8- Stevens, W. (1996) Letters of Wallace Stevens, Berkeley.
9
- Most of Etta Blum's poems remain unpublished, and can only be found in personal journals archived at the University of New Mexico's Center for Southwest Research. http://rmoa.unm.edu/docviewer.php?docId=nmu1mss376bc.xml
10- Blum, E. "I Am The Tree." " "I was out and about Friday afternoon and happened on a garage sale. The elderly lady had just few dismal items displayed in her driveway, and normally, from the looks of it, I would have driven on by. But something urged meto stop and take a gander. One of the few old books she had displayed on a broken lawn chair was The Space My Body Fills, poems by Etta Blum. I walked straight over, picked it up, paid the woman $1 and went on my merry way. She probably thought, 'Well,that's a girl who knows what she wants.'" T. Kincaid, August 26, 2009. http://willowmanor.blogspot.com/2009/08/space-my-body-fills.html Accessed. Feb. 2014.
11- Blum, E. From, "The Fountain, The Fire."
12- Perlman, M. (1994) The Power of Trees: The Reforesting of the Soul. Woodstock, CT.

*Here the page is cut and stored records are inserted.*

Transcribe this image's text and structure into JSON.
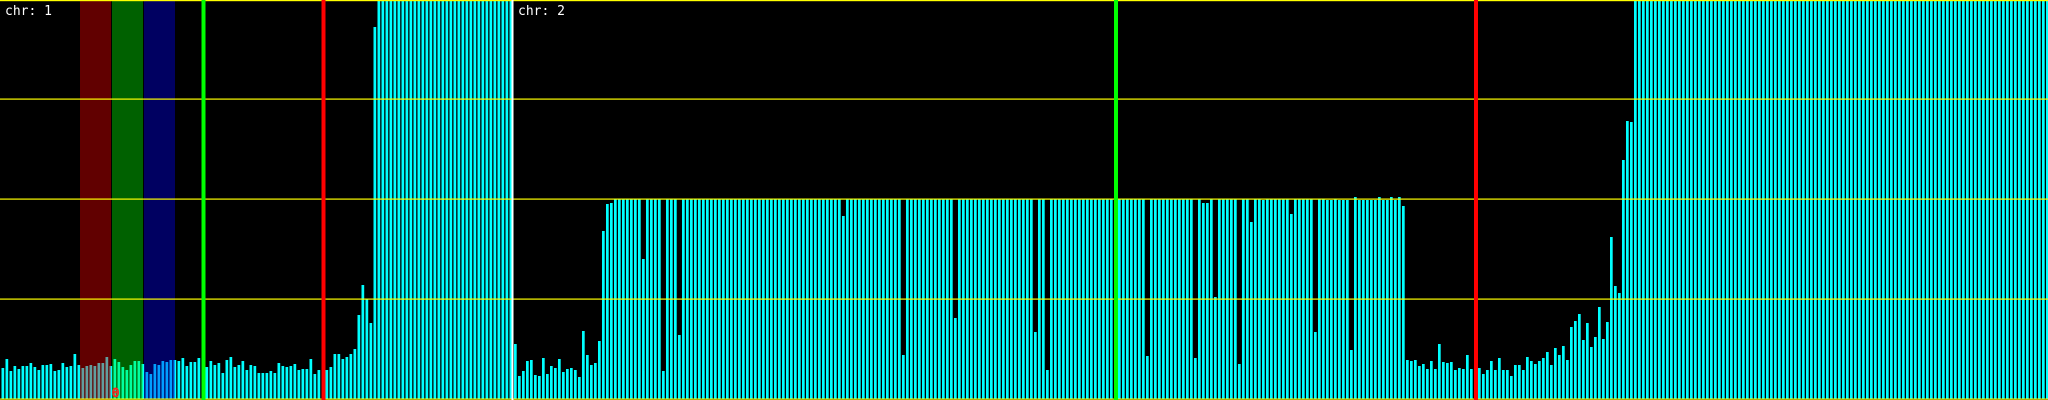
{
  "colors": {
    "background": "#000000",
    "bar": "#00ffff",
    "gridline": "#ffff00",
    "divider": "#ffffff",
    "label": "#ffffff"
  },
  "chart_data": {
    "type": "bar",
    "ylim": [
      0,
      4
    ],
    "grid": true,
    "gridlines_y": [
      0,
      1,
      2,
      3,
      4
    ],
    "panels": [
      {
        "label": "chr: 1",
        "values": [
          0.31,
          0.4,
          0.28,
          0.33,
          0.3,
          0.33,
          0.33,
          0.36,
          0.32,
          0.29,
          0.34,
          0.34,
          0.35,
          0.28,
          0.29,
          0.36,
          0.32,
          0.33,
          0.45,
          0.34,
          0.31,
          0.33,
          0.34,
          0.33,
          0.36,
          0.36,
          0.42,
          0.33,
          0.4,
          0.37,
          0.32,
          0.29,
          0.34,
          0.38,
          0.38,
          0.35,
          0.27,
          0.25,
          0.35,
          0.34,
          0.38,
          0.37,
          0.39,
          0.39,
          0.38,
          0.41,
          0.33,
          0.37,
          0.37,
          0.41,
          0.37,
          0.32,
          0.38,
          0.34,
          0.36,
          0.26,
          0.39,
          0.42,
          0.32,
          0.34,
          0.38,
          0.29,
          0.34,
          0.33,
          0.26,
          0.26,
          0.26,
          0.28,
          0.26,
          0.36,
          0.33,
          0.32,
          0.33,
          0.35,
          0.29,
          0.3,
          0.3,
          0.4,
          0.25,
          0.29,
          0.28,
          0.29,
          0.32,
          0.45,
          0.45,
          0.4,
          0.42,
          0.45,
          0.5,
          0.84,
          1.14,
          1.0,
          0.76,
          3.72,
          4,
          4,
          4,
          4,
          4,
          4,
          4,
          4,
          4,
          4,
          4,
          4,
          4,
          4,
          4,
          4,
          4,
          4,
          4,
          4,
          4,
          4,
          4,
          4,
          4,
          4,
          4,
          4,
          4,
          4,
          4,
          4,
          4,
          4
        ],
        "bands": [
          {
            "start": 20,
            "end": 27,
            "color": "#ff0000"
          },
          {
            "start": 28,
            "end": 35,
            "color": "#00ff00"
          },
          {
            "start": 36,
            "end": 43,
            "color": "#0000ff"
          }
        ],
        "markers": [
          {
            "position": 50.5,
            "color": "#00ff00"
          },
          {
            "position": 80.5,
            "color": "#ff0000"
          }
        ],
        "annotations": [
          {
            "text": "0",
            "position": 28.5,
            "color": "#ff2020"
          }
        ]
      },
      {
        "label": "chr: 2",
        "values": [
          0.55,
          0.23,
          0.28,
          0.38,
          0.39,
          0.24,
          0.23,
          0.41,
          0.25,
          0.33,
          0.31,
          0.4,
          0.27,
          0.3,
          0.31,
          0.29,
          0.22,
          0.68,
          0.44,
          0.34,
          0.36,
          0.58,
          1.68,
          1.95,
          1.96,
          2,
          2,
          2,
          2,
          2,
          2,
          2,
          1.4,
          2,
          2,
          2,
          2,
          0.28,
          2,
          2,
          2,
          0.64,
          2,
          2,
          2,
          2,
          2,
          2,
          2,
          2,
          2,
          2,
          2,
          2,
          2,
          2,
          2,
          2,
          2,
          2,
          2,
          2,
          2,
          2,
          2,
          2,
          2,
          2,
          2,
          2,
          2,
          2,
          2,
          2,
          2,
          2,
          2,
          2,
          2,
          2,
          2,
          2,
          1.83,
          2,
          2,
          2,
          2,
          2,
          2,
          2,
          2,
          2,
          2,
          2,
          2,
          2,
          2,
          0.44,
          2,
          2,
          2,
          2,
          2,
          2,
          2,
          2,
          2,
          2,
          2,
          2,
          0.81,
          2,
          2,
          2,
          2,
          2,
          2,
          2,
          2,
          2,
          2,
          2,
          2,
          2,
          2,
          2,
          2,
          2,
          2,
          2,
          0.67,
          2,
          2,
          0.29,
          2,
          2,
          2,
          2,
          2,
          2,
          2,
          2,
          2,
          2,
          2,
          2,
          2,
          2,
          2,
          2,
          2,
          2,
          2,
          2,
          2,
          2,
          2,
          2,
          0.43,
          2,
          2,
          2,
          2,
          2,
          2,
          2,
          2,
          2,
          2,
          2,
          0.41,
          2,
          1.96,
          1.96,
          2,
          1.02,
          2,
          2,
          2,
          2,
          2,
          0.35,
          2,
          2,
          1.77,
          2,
          2,
          1.99,
          2,
          2,
          2,
          2,
          2,
          2,
          1.85,
          2,
          2,
          2,
          2,
          2,
          0.67,
          2,
          2,
          1.99,
          1.99,
          2,
          1.99,
          1.99,
          1.99,
          0.49,
          2.02,
          1.99,
          1.99,
          1.99,
          1.99,
          1.99,
          2.02,
          1.99,
          1.99,
          2.02,
          1.99,
          2.02,
          1.93,
          0.39,
          0.38,
          0.39,
          0.33,
          0.35,
          0.3,
          0.38,
          0.3,
          0.55,
          0.37,
          0.36,
          0.37,
          0.29,
          0.31,
          0.3,
          0.44,
          0.3,
          0.26,
          0.31,
          0.25,
          0.29,
          0.38,
          0.29,
          0.41,
          0.29,
          0.29,
          0.23,
          0.34,
          0.34,
          0.29,
          0.42,
          0.38,
          0.35,
          0.38,
          0.41,
          0.47,
          0.34,
          0.51,
          0.44,
          0.53,
          0.39,
          0.72,
          0.78,
          0.85,
          0.59,
          0.76,
          0.52,
          0.62,
          0.92,
          0.6,
          0.77,
          1.62,
          1.13,
          1.06,
          2.39,
          2.78,
          2.77,
          4,
          4,
          4,
          4,
          4,
          4,
          4,
          4,
          4,
          4,
          4,
          4,
          4,
          4,
          4,
          4,
          4,
          4,
          4,
          4,
          4,
          4,
          4,
          4,
          4,
          4,
          4,
          4,
          4,
          4,
          4,
          4,
          4,
          4,
          4,
          4,
          4,
          4,
          4,
          4,
          4,
          4,
          4,
          4,
          4,
          4,
          4,
          4,
          4,
          4,
          4,
          4,
          4,
          4,
          4,
          4,
          4,
          4,
          4,
          4,
          4,
          4,
          4,
          4,
          4,
          4,
          4,
          4,
          4,
          4,
          4,
          4,
          4,
          4,
          4,
          4,
          4,
          4,
          4,
          4,
          4,
          4,
          4,
          4,
          4,
          4,
          4,
          4,
          4,
          4,
          4,
          4,
          4,
          4,
          4,
          4,
          4,
          4,
          4,
          4,
          4,
          4,
          4,
          4
        ],
        "bands": [],
        "markers": [
          {
            "position": 150.5,
            "color": "#00ff00"
          },
          {
            "position": 240.5,
            "color": "#ff0000"
          }
        ],
        "annotations": []
      }
    ]
  }
}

13- Blum. E. From, "God: A Word."
14- "This (world of ghosts) is fluid, or dusty, fiery, muddy, or aetherial, so there is nothing firm to hold to—unless we develop intuitive instruments for seizing impalpables that slip through our fingers or burn at the touch." J. Hillman, The Dream and the Underworld. New York, 1979.
15- Blum, E. From, "My Refusal."
16. Blum, E. From, "Now, What Shall I do?"
17- Blum, E. From, "City Park."
18- Blum, E. From, "Finishing Touches to a Portrait."

Note: The number 18 appears, in various guises, several times in this critique. According to Gematria, a Jewish mystical tradition adopted from the Assyro-Babylonian that assigns a numerological value to letters, Chai has the value of 18, and Chai symbolizes life—a life well-lived, with poems well-made.